Afirmaba
Gómez de la Serna en uno de sus libros que la mitología del café se tiene o no
se tiene. Igualmente podríamos asegurar, sin resultar inexactos, que con el
propio Ramón ocurre algo parecido: o te seduce su música mental y prosística
desde la primera página o es mejor que abandones. Con él no caben medias tintas
ni admiraciones dominadas por la tibieza. O eres ramoniano o no eres ramoniano.
Del escritor de quien se llegó a decir que conformaba una generación unipersonal no es raro que pueda aseverarse tan
extremado juicio.
Hoy me
doy un paseo por su Museo de
reproducciones, que lleva un prólogo muy interesante de Francisco Induráin.
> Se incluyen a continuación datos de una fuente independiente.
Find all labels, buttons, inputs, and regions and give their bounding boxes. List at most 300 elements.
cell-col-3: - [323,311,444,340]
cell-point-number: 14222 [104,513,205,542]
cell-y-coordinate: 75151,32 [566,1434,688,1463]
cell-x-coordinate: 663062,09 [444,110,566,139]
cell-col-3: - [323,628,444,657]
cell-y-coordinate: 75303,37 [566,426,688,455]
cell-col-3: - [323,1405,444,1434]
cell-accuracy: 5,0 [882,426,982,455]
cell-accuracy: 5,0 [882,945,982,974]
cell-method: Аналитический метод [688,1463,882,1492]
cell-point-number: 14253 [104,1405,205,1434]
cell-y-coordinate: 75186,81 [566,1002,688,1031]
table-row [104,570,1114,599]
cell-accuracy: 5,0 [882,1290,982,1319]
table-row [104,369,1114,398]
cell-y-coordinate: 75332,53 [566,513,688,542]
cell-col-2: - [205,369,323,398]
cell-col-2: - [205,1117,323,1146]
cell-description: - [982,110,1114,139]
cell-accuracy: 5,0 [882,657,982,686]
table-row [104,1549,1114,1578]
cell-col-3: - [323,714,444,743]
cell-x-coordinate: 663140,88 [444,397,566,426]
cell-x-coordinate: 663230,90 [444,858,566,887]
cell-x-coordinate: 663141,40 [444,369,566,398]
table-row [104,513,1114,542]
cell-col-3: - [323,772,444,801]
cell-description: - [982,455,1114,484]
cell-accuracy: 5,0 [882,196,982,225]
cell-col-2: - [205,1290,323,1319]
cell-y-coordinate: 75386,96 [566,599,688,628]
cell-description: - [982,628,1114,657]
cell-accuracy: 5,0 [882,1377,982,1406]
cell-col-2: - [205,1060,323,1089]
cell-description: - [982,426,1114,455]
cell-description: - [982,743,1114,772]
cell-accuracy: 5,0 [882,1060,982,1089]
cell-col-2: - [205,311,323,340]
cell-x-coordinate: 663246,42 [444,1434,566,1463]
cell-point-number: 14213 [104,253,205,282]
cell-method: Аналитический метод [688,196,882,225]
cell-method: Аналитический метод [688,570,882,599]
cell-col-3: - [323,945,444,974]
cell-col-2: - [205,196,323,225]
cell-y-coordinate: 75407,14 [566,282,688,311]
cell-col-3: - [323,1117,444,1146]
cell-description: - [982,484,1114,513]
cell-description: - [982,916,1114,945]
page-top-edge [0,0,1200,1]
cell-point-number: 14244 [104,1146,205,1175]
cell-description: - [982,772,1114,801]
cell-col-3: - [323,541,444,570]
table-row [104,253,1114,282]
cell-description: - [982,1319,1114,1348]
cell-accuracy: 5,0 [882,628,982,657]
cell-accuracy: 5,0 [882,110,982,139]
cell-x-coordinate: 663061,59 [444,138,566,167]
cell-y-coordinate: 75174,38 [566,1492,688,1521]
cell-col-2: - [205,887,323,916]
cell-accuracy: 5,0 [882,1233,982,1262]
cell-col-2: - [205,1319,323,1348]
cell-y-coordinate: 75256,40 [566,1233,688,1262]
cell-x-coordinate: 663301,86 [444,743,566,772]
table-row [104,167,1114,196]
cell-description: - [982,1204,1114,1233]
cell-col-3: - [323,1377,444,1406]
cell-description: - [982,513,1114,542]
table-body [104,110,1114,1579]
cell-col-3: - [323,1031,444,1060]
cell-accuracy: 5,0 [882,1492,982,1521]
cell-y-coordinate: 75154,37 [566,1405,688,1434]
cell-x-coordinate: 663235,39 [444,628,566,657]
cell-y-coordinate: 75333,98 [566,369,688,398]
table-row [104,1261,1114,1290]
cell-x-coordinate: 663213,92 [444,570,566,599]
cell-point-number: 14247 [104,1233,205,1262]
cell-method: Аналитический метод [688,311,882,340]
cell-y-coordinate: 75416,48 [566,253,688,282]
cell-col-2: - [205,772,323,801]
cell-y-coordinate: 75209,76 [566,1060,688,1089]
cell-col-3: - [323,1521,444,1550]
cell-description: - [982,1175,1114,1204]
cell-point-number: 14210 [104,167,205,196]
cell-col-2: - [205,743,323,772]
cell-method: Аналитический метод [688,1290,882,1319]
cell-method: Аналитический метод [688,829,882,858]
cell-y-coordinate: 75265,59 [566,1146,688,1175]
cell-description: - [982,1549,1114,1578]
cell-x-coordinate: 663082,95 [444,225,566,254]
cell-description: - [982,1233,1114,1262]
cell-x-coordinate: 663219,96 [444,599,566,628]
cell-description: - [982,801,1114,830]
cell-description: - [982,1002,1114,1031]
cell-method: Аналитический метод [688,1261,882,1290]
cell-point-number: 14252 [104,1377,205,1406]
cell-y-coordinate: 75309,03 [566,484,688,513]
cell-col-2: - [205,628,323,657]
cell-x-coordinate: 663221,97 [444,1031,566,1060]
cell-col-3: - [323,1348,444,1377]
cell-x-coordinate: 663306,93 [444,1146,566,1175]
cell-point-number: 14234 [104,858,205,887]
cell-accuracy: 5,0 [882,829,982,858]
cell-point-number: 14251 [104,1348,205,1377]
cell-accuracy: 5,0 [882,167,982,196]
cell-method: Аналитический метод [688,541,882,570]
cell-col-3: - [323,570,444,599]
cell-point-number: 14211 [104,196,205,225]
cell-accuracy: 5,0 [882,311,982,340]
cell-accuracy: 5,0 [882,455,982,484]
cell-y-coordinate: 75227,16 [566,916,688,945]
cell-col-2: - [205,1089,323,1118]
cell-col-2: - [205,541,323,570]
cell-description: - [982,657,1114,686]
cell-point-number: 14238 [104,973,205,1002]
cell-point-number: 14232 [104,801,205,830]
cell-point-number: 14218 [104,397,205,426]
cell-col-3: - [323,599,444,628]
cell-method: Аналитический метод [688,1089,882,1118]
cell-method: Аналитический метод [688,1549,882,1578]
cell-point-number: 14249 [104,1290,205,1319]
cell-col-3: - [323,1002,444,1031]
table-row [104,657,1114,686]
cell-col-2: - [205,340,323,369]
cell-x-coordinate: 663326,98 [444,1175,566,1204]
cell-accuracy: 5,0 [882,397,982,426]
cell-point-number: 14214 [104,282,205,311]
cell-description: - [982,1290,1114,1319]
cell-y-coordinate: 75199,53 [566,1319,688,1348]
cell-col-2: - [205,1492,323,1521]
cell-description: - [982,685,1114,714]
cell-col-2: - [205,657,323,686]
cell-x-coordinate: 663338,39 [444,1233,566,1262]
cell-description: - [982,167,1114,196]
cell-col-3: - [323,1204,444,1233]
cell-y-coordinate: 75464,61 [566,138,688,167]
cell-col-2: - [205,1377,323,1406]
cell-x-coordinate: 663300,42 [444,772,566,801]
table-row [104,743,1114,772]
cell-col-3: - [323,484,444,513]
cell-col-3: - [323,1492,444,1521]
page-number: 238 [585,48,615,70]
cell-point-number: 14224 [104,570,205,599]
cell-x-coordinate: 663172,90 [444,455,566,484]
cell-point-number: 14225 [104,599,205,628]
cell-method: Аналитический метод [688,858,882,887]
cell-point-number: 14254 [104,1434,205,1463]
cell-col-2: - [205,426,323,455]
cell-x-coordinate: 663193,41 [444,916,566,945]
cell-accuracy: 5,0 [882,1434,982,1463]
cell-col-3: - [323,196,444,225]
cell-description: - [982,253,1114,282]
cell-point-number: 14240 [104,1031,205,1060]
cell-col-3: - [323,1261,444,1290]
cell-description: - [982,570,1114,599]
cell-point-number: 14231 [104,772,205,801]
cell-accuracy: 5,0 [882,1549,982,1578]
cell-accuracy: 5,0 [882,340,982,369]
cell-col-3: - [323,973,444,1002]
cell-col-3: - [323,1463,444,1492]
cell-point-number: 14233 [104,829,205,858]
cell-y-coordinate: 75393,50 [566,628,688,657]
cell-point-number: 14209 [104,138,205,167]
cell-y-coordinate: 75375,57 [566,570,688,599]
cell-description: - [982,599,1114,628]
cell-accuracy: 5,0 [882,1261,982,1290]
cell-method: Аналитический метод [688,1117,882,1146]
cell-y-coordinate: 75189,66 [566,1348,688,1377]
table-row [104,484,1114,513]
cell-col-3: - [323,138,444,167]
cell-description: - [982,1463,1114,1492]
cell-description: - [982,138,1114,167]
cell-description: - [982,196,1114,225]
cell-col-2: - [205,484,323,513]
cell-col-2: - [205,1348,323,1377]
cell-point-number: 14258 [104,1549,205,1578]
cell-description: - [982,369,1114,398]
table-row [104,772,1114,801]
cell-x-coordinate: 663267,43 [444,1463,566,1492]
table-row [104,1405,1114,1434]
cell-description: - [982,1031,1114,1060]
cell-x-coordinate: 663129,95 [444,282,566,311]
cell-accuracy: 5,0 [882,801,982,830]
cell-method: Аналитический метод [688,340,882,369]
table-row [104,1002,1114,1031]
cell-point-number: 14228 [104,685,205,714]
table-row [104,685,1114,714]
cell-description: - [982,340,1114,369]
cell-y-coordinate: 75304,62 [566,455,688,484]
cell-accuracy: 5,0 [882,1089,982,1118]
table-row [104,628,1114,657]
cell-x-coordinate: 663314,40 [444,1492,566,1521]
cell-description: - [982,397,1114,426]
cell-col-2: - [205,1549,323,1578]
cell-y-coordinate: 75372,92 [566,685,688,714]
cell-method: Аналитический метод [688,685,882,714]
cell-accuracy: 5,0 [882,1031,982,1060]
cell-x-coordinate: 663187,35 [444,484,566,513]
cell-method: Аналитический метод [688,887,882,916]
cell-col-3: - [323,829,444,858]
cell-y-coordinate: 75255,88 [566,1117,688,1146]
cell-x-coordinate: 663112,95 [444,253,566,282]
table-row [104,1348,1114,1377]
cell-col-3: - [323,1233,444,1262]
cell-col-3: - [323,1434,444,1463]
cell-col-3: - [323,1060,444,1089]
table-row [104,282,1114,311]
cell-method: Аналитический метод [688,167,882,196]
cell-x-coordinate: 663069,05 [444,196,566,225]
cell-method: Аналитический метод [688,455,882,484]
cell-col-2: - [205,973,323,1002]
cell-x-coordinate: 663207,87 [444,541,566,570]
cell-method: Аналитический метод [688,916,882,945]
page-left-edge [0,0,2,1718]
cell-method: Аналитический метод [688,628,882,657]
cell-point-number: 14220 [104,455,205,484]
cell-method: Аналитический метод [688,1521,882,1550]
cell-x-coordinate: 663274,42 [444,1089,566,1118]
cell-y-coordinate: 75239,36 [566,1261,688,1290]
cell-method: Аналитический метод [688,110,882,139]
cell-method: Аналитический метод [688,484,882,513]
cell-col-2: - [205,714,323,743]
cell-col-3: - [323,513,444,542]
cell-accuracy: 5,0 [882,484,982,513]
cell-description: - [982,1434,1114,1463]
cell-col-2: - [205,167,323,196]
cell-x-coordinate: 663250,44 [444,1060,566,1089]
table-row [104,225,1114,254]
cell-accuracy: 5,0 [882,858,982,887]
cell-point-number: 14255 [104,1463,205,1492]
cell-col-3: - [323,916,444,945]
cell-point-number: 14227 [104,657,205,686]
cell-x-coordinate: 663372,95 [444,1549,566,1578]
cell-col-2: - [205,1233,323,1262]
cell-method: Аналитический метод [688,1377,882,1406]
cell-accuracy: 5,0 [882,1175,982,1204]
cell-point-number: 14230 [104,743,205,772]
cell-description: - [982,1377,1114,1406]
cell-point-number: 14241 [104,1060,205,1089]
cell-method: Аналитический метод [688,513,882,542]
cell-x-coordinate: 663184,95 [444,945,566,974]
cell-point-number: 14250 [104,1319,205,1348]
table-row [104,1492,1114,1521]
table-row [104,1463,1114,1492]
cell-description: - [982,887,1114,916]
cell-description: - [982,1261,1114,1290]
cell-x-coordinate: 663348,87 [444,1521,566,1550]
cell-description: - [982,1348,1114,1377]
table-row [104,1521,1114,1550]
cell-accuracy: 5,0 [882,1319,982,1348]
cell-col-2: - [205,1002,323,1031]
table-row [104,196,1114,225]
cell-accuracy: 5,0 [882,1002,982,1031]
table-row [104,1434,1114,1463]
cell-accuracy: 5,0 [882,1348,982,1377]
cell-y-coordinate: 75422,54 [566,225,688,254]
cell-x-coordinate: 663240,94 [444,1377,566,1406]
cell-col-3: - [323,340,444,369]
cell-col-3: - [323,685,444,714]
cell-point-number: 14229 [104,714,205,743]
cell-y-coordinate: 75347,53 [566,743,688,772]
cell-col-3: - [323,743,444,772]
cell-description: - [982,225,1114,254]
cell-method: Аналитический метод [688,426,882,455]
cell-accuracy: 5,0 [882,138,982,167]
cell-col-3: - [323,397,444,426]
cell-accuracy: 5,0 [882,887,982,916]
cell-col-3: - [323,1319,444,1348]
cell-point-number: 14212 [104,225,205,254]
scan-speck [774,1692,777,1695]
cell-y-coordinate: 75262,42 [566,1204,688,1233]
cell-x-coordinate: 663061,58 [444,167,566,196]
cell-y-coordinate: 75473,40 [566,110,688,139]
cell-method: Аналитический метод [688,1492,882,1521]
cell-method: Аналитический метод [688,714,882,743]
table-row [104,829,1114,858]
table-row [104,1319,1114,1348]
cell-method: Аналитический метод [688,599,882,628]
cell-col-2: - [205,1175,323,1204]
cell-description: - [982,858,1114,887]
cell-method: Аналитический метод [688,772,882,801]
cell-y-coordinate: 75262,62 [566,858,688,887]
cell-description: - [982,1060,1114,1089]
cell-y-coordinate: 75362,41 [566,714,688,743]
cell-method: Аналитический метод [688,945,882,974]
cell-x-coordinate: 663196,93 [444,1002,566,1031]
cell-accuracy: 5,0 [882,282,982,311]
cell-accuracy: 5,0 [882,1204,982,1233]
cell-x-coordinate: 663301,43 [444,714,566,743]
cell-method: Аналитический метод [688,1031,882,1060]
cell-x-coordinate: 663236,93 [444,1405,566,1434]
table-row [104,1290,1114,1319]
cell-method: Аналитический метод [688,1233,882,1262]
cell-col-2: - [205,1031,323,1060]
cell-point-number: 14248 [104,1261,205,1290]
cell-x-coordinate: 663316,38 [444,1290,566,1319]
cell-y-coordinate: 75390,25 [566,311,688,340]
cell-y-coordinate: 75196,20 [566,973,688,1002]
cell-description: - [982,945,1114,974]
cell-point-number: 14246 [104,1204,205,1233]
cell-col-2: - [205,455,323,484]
En este volumen, como en tantos del escritor madrileño, lo que menos importa es
la trama, el argumento o la linealidad quizá novelesca de sus páginas. A Ramón
lo que le interesa es el quiebro lírico, el salto inesperado, la inserción de
greguerías, la sorpresa constante para los lectores, de ahí que convenga leerlo
con un lápiz (en mi caso, un rotulador rojo) en la mano, para subrayar,
enmarcar o colocar signos de admiración en los márgenes.
La leve
excusa de pasearse con su amada Olga por las salas de un museo le permite ir
reflexionando sobre arte, historia, psicología… o sobre lo que se le vaya
ocurriendo sobre la marcha. También improvisar es una destreza que Ramón
convirtió en arte. Mira los bustos del museo y afirma de pronto que “murieron
bicarbonatados”; se fija en los pechos de las figuras femeninas y anota: “Los
escultores siempre sedujeron a las mujeres moldeando senos perfectos, su mayor
envidia”; o se le ocurre una frase dominada por la paronomasia y no tiene
reparos en esclafarla: “En los divanes también se entra en el Nirvana”; o le
apetece que la barca del diálogo se meza al son de una música infantil y escribe:
“–Quiero un traje como el de Livia. –No seas liviana. –Entonces seré
libidinosa”; o cruza por su mente una revelación y la consigna con estas
palabras: “Hay cosas que sólo se atreve uno a decir los días de tormenta”; o se
le ocurre una chilindrina misógina y no tiene reparos en incluirla, casi al
final de la obra (“Las mujeres, sabias en encontrar la insinuación que más
duele”).
A Ramón lo tomas o lo dejas. No se negocia con él. Quizá por eso fue tan especial.